|An investment in Procter & Gamble India 12 years ago would have grown 10-fold to date. With a clutch of quality products, a manufacturing line generating steady income, and the backing of a really strong parent, P&G India looks set to generate comparable stock returns in years to come. |
Procter & Gamble, USA (P&G) owns 65 per cent of P&G India's equity. The multinational has built many world class brands, like Pampers, Head & Shoulders, Ariel, Ivory, Tide, Vicks, Whisper, Crest and Pantene. Nearly all are market leaders in Europe and the United States. This leadership, along with a presence in 140 countries, helps give P&G annual sales of over $35 billion. P&G's products have a strong presence in India too. Its Vicks brand has virtually become a generic cough and cold treatment. And Whisper picked up a 45 per cent share of the feminine hygiene products market in a short period.
P&G concentrates less than its rivals do on volume growth. Says A.R. Kathiresan, managing director, Securities Capital: "P&G prefers to stay in the premium segment. It identifies a market, introduces a superior product, as it did with Whisper, and then works backward to cut costs and increase profits."
Stock markets love companies that do this, because the strong brands justify premium pricing, the gains from which go straight to the bottom line when costs are cut. Such stocks often outperform their rivals in a rising market. The strength of the brands also sustains such companies when times are hard, so they tend to avoid the worst of the market's falls, making them excellent defensive stocks.
Analysts say about a third of P&G India's Rs 388 crore sales in the year to June 1997 came from contract manufacture of Pantene shampoos and Ariel detergent concentrate for P&G's 100 per cent subsidiary, P&G Home Products. In handing over these brands, P&G India traded off the heavy initial losses of brand promotion for the security of a steady income from simply manufacturing the product. However, this also means it won't get the long term value-addition from the brand. Says Manish Chordia, fund manager at LIC Mutual Fund: "The steady income from contract manufacturing is generally lower than that from selling branded products."
P&G India has some enduring brands in Old Spice (shaving products) and Clearasil (skin care), though both are dwarfed by its two big money spinners. One is the Rs 180 crore Vicks brand. P&G sells more Vicks -- 400,000 tonnes of the stuff -- in India than anywhere else in the world. It has one of the highest brand recall values in India. P&G India's product extensions like Vicks Vaporub, Vicks Action 500, Vicks Inhaler and Vicks Sinex have been very successful. Today, Vicks leads its segment, ahead of competitors Zandu and Amrutanjan.
Volume growth may be single digit, but there are several value-adding Vicks product extensions yet to reach the Indian market. P&G is thinking big for Vicks, with brand extensions, a capacity expansion at the Goa plant, and exports of Vicks Vaporub to countries like Japan and Singapore. Chordia expects the Vicks and Old Spice business to grow at 14-15 per cent annually, while Kathiresan sees an 18 per cent annual growth in value terms for the Vicks brand.

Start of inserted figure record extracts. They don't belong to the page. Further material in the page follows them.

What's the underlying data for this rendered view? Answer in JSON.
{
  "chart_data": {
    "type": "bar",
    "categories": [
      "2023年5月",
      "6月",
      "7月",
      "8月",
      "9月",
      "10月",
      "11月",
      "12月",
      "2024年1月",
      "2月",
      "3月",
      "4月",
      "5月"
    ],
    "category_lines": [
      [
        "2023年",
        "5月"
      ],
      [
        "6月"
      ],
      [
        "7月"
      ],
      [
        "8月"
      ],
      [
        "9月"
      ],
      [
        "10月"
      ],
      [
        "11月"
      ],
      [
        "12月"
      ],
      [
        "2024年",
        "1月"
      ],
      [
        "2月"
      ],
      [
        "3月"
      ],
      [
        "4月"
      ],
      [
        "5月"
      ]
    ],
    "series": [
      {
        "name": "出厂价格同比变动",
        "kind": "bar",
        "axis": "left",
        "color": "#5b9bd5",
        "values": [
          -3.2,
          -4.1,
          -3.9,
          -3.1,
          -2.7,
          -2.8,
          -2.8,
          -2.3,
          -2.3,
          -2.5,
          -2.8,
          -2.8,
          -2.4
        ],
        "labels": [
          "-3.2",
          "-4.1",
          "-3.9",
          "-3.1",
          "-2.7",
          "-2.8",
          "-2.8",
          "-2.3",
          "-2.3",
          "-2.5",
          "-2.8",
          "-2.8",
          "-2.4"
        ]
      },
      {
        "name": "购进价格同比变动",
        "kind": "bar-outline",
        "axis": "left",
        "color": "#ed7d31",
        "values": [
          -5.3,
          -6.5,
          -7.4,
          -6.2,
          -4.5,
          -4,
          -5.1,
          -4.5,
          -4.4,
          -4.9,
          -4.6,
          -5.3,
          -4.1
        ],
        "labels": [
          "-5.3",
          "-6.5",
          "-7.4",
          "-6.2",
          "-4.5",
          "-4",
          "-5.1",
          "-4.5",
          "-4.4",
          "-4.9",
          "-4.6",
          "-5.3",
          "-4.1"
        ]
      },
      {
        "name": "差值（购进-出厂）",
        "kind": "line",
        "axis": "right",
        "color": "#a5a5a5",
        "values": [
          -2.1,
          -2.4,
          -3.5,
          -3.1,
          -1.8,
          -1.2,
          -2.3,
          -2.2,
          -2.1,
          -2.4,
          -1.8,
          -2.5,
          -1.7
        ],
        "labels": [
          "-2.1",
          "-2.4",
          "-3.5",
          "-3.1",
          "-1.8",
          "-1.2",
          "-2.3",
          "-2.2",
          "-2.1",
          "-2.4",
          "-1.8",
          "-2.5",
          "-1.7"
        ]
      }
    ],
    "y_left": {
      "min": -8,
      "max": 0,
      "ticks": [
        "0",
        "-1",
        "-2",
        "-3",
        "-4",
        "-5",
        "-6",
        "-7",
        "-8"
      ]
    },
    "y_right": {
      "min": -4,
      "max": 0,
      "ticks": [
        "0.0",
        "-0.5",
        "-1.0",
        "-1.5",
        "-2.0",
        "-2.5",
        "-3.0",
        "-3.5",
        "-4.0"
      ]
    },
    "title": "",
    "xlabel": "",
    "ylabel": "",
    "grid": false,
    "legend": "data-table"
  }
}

P&G India's other big brand is Whisper. Users swear by its quality and don't mind buying it at a premium over rival products. The payoff for P&G India: Whisper has successfully broken the decades-old monopoly of Johnson & Johnson's Stayfree, and cornered a market share of about 45 per cent.
Feminine hygiene products still have a relatively low penetration in the Indian market. Even if 15 per cent of the target market, say 50 million women, were to start using them, the market size would approach Rs 1,000 crore. Says Kathiresan: "Whisper should be the company's growth engine, and should grow at over 20 per cent in value terms in the coming five years." Chordia is even more bullish, expecting a 35 per cent growth.
Low value contract manufacturing may form a significant part of revenues. But the strength of Vicks and Whisper, and the keen interest of a parent known for its ability to constantly innovate, control costs and strengthen brands, should ensure steady growth in income and a premium stock market valuation for Procter & Gamble India.
The current price of Rs 671 per share offers a good entry point for the stock. As Kathiresan explains: "P&G had taken approval to buy back shares worth Rs 85 crore, and the share price rose fast in anticipation. Once the market realised that the Budget had nothing to say about buy backs, the stock price fell sharply."